HealthDay News — Genicular nerve block offers pain relief for patients with knee osteoarthritis, according to a study published online Nov. 11 in Arthritis & Rheumatology to coincide with the annual meeting of the American College of Rheumatology, held from Nov. 10 to 14 in Philadelphia.
Ernst M. Shanahan, B.M.B.S., M.P.H., Ph.D., from Flinders University in Adelaide, Australia, and colleagues performed a 12-week randomized trial of genicular nerve block in 59 patients with knee osteoarthritis. Within two weeks of randomization, patients in the active arm received three injections of 5.7 mg celestone chronodose (1 mL) and 0.5 percent bupivacaine (3 mL) to the inferomedial, superomedial, and superolateral genicular nerves, while patients in the placebo arm received injections of normal saline (31 and 28 patients, respectively). Patients recorded their pain and disability on a 100-mm visual analog scale (VAS) at baseline and at weeks 2, 4, 8, and 12.
The researchers found that improvements in pain scores were reported by patients in the active group at two, four, eight, and 12 weeks, with a reduction of the effect over time.

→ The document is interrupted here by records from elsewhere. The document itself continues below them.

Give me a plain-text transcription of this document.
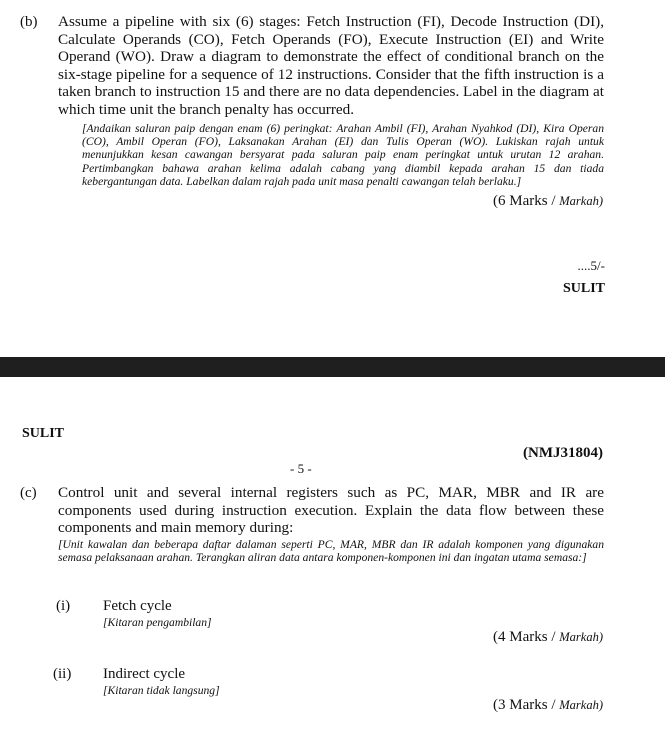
(b) Assume a pipeline with six (6) stages: Fetch Instruction (FI), Decode Instruction (DI), Calculate Operands (CO), Fetch Operands (FO), Execute Instruction (EI) and Write Operand (WO). Draw a diagram to demonstrate the effect of conditional branch on the six-stage pipeline for a sequence of 12 instructions. Consider that the fifth instruction is a taken branch to instruction 15 and there are no data dependencies. Label in the diagram at which time unit the branch penalty has occurred.
[Andaikan saluran paip dengan enam (6) peringkat: Arahan Ambil (FI), Arahan Nyahkod (DI), Kira Operan (CO), Ambil Operan (FO), Laksanakan Arahan (EI) dan Tulis Operan (WO). Lukiskan rajah untuk menunjukkan kesan cawangan bersyarat pada saluran paip enam peringkat untuk urutan 12 arahan. Pertimbangkan bahawa arahan kelima adalah cabang yang diambil kepada arahan 15 dan tiada kebergantungan data. Labelkan dalam rajah pada unit masa penalti cawangan telah berlaku.]
(6 Marks / Markah)
....5/-
SULIT
SULIT
(NMJ31804)
- 5 -
(c) Control unit and several internal registers such as PC, MAR, MBR and IR are components used during instruction execution. Explain the data flow between these components and main memory during:
[Unit kawalan dan beberapa daftar dalaman seperti PC, MAR, MBR dan IR adalah komponen yang digunakan semasa pelaksanaan arahan. Terangkan aliran data antara komponen-komponen ini dan ingatan utama semasa:]
(i) Fetch cycle
[Kitaran pengambilan]
(4 Marks / Markah)
(ii) Indirect cycle
[Kitaran tidak langsung]
(3 Marks / Markah)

At baseline and weeks 2, 4, 8, and 12, VAS scores were 6.2 versus 5.3, 2.7 versus 4.7, 3.2 versus 5.1, 3.9 versus 4.9, and 4.6 versus 5.1, respectively, in the active versus placebo group.
“This study demonstrates that genicular nerve block is an effective short-term therapy for pain management in people with knee osteoarthritis,” Shanahan said in a statement. “We think it may be a useful treatment option for this group of people, in particular those waiting for, or wishing to defer surgery.”